A perda e a degradação de habitats têm sido impulsionadas principalmente pelo sistema alimentar humano e é a ameaça à vida selvagem mais relatada, indica o relatório. A exploração desenfreada de recursos naturais, as espécies invasoras, a poluição e as doenças estão também identificadas como causa do declínio.

Mike Barrett, principal autor e consultor científico do WWF, disse que, devido à ação humana, “particularmente a maneira como produzimos e consumimos nossos alimentos, estamos cada vez mais perdendo o habitat natural”.

Para Kirsten Schuijt, diretora-geral da WWF Internacional, “a natureza emite um pedido de socorro. As crises interligadas de perda da natureza e mudanças climáticas estão a empurrar a vida selvagem e os ecossistemas para além dos seus limites”.

Quando os ecossistemas são prejudicados, deixam de fornecer à comunidade humana os benefícios dos quais todos dependem – ar limpo, água e solos saudáveis para alimentação.
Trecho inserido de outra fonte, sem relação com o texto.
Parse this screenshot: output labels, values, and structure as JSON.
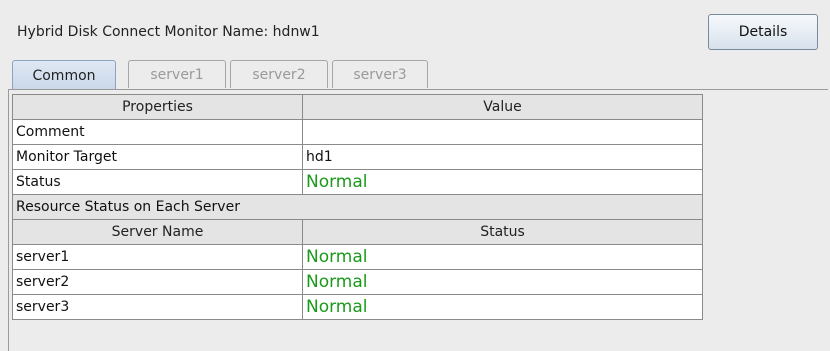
{
  "header": {
    "title": "Hybrid Disk Connect Monitor Name: hdnw1",
    "details_label": "Details"
  },
  "tabs": [
    {
      "label": "Common",
      "active": true
    },
    {
      "label": "server1",
      "active": false
    },
    {
      "label": "server2",
      "active": false
    },
    {
      "label": "server3",
      "active": false
    }
  ],
  "table": {
    "columns": [
      "Properties",
      "Value"
    ],
    "rows": [
      {
        "property": "Comment",
        "value": ""
      },
      {
        "property": "Monitor Target",
        "value": "hd1"
      },
      {
        "property": "Status",
        "value": "Normal"
      }
    ],
    "section_title": "Resource Status on Each Server",
    "server_columns": [
      "Server Name",
      "Status"
    ],
    "servers": [
      {
        "name": "server1",
        "status": "Normal"
      },
      {
        "name": "server2",
        "status": "Normal"
      },
      {
        "name": "server3",
        "status": "Normal"
      }
    ]
  },
  "colors": {
    "status_normal": "#1a9a1a",
    "active_tab": "#c9d8ea"
  }
}
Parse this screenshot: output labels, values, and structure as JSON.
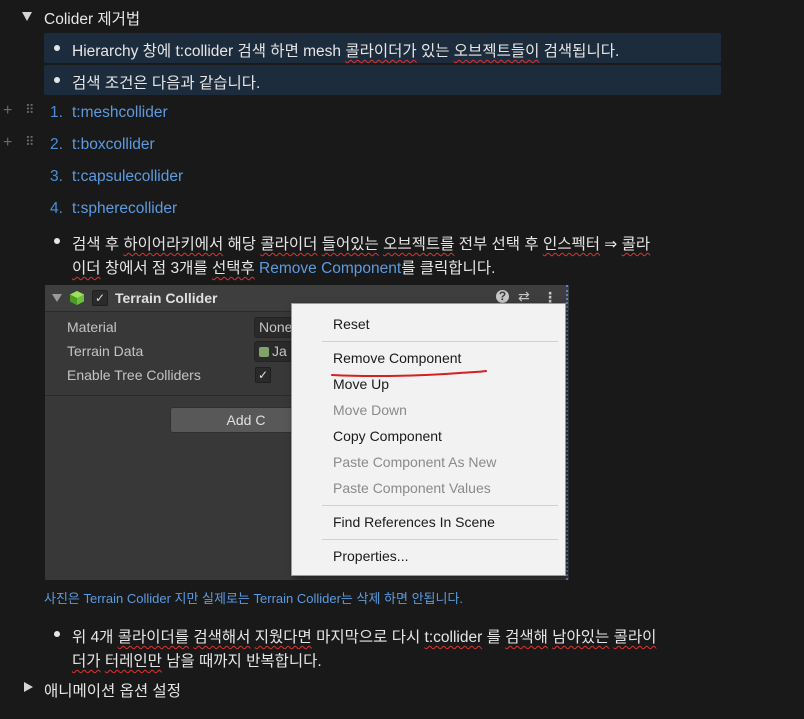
{
  "section1": {
    "title": "Colider 제거법",
    "bullet1": {
      "pre": "Hierarchy 창에 t:collider 검색 하면 mesh ",
      "squig1": "콜라이더가",
      "mid": " 있는 ",
      "squig2": "오브젝트들이",
      "post": " 검색됩니다."
    },
    "bullet2": "검색 조건은 다음과 같습니다.",
    "ordered": [
      {
        "num": "1.",
        "text": "t:meshcollider"
      },
      {
        "num": "2.",
        "text": "t:boxcollider"
      },
      {
        "num": "3.",
        "text": "t:capsulecollider"
      },
      {
        "num": "4.",
        "text": "t:spherecollider"
      }
    ],
    "bullet3": {
      "line1_a": "검색 후 ",
      "line1_sq1": "하이어라키에서",
      "line1_b": " 해당 ",
      "line1_sq2": "콜라이더",
      "line1_c": " ",
      "line1_sq3": "들어있는",
      "line1_d": " ",
      "line1_sq4": "오브젝트를",
      "line1_e": " 전부 선택 후 ",
      "line1_sq5": "인스펙터",
      "line1_f": " ⇒ ",
      "line1_sq6": "콜라",
      "line2_sq1": "이더",
      "line2_a": " 창에서 점 3개를 ",
      "line2_sq2": "선택후",
      "line2_b": " ",
      "line2_link": "Remove Component",
      "line2_c": "를 클릭합니다."
    },
    "screenshot": {
      "component": "Terrain Collider",
      "props": [
        "Material",
        "Terrain Data",
        "Enable Tree Colliders"
      ],
      "material_value": "None",
      "terrain_value": "Ja",
      "add_button": "Add C",
      "menu": {
        "reset": "Reset",
        "remove": "Remove Component",
        "move_up": "Move Up",
        "move_down": "Move Down",
        "copy": "Copy Component",
        "paste_new": "Paste Component As New",
        "paste_values": "Paste Component Values",
        "find_refs": "Find References In Scene",
        "properties": "Properties..."
      }
    },
    "caption": "사진은 Terrain Collider 지만 실제로는 Terrain Collider는 삭제 하면 안됩니다.",
    "bullet4": {
      "line1_a": "위 4개 ",
      "line1_sq1": "콜라이더를",
      "line1_b": " ",
      "line1_sq2": "검색해서",
      "line1_c": " ",
      "line1_sq3": "지웠다면",
      "line1_d": " 마지막으로 다시 ",
      "line1_sq4": "t:collider",
      "line1_e": " 를 ",
      "line1_sq5": "검색해",
      "line1_f": " ",
      "line1_sq6": "남아있는",
      "line1_g": " ",
      "line1_sq7": "콜라이",
      "line2_sq1": "더가",
      "line2_a": " ",
      "line2_sq2": "터레인만",
      "line2_b": " 남을 때까지 반복합니다."
    }
  },
  "section2": {
    "title": "애니메이션 옵션 설정"
  },
  "colors": {
    "background": "#191919",
    "link": "#5d9be0",
    "highlight_row": "#1d2c3c",
    "underline_annotation": "#d42020"
  }
}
E por estarem danificados, esses ecossistemas se tornarão mais vulneráveis a momentos de mudança.

Essas alterações podem ser considerados pontos de inflexão e ocorrem quando um ecossistema é empurrado além de um limite crítico, resultando em mudanças substanciais e potencialmente irreversíveis.

A perda de espaços selvagens está “pondo muitos ecossistemas à beira do abismo”, reitera a diretora da WWF no Reino Unido, Tanya Steele, destacando que muitos habitats, da Amazónia aos recifes de corais, estão “à beira de pontos de inflexão muito perigosos”.

O potencial “colapso” da floresta amazônica, está em curso porque deixará de ter capacidade de reter o carbono que aquece o planeta e mitigar os impactos das alterações climáticas.

Em um dos exemplos do relatório, é apontado decréscimo de 60% dos botos cor-de-rosa ou golfinhos de rios da Amazônia devido à poluição e a outras ameaças, como a mineração.

Por sua vez, na Austrália, as tartarugas-de-pente estão em declínio, devido ao fato de as fêmeas nidificantes, no nordeste de Queensland, terem diminuído 57% em 28 anos.

O balanço da WWF é apresentado quando os incêndios na Amazônia atingiram, em setembro, o nível mais alto em 14 anos. Além disso, pela quarta vez, um evento global de branqueamento em massa de corais foi confirmado no início deste ano.

Caça ilegal na África

O relatório aponta fortes evidências de que a caça ilegal para alimentar o comércio de marfim, no Gabão e em Camarões, coloca em perigo crítico a população de elefantes da floresta do Parque nacional em Minkébé. O declínio drástico já atingiu as famílias de elefantes da floresta, aniquilando metade da espécie.

Na Antártida, “o declínio nas colônias de pinguins-barbicha pode estar ligado ao degelo das calotas polares e à escassez de krill (pequenos crustáceos), razões que, por sua vez, resultam das alterações climáticas e do aumento da pesca desse mesmo krill”, diz o documento.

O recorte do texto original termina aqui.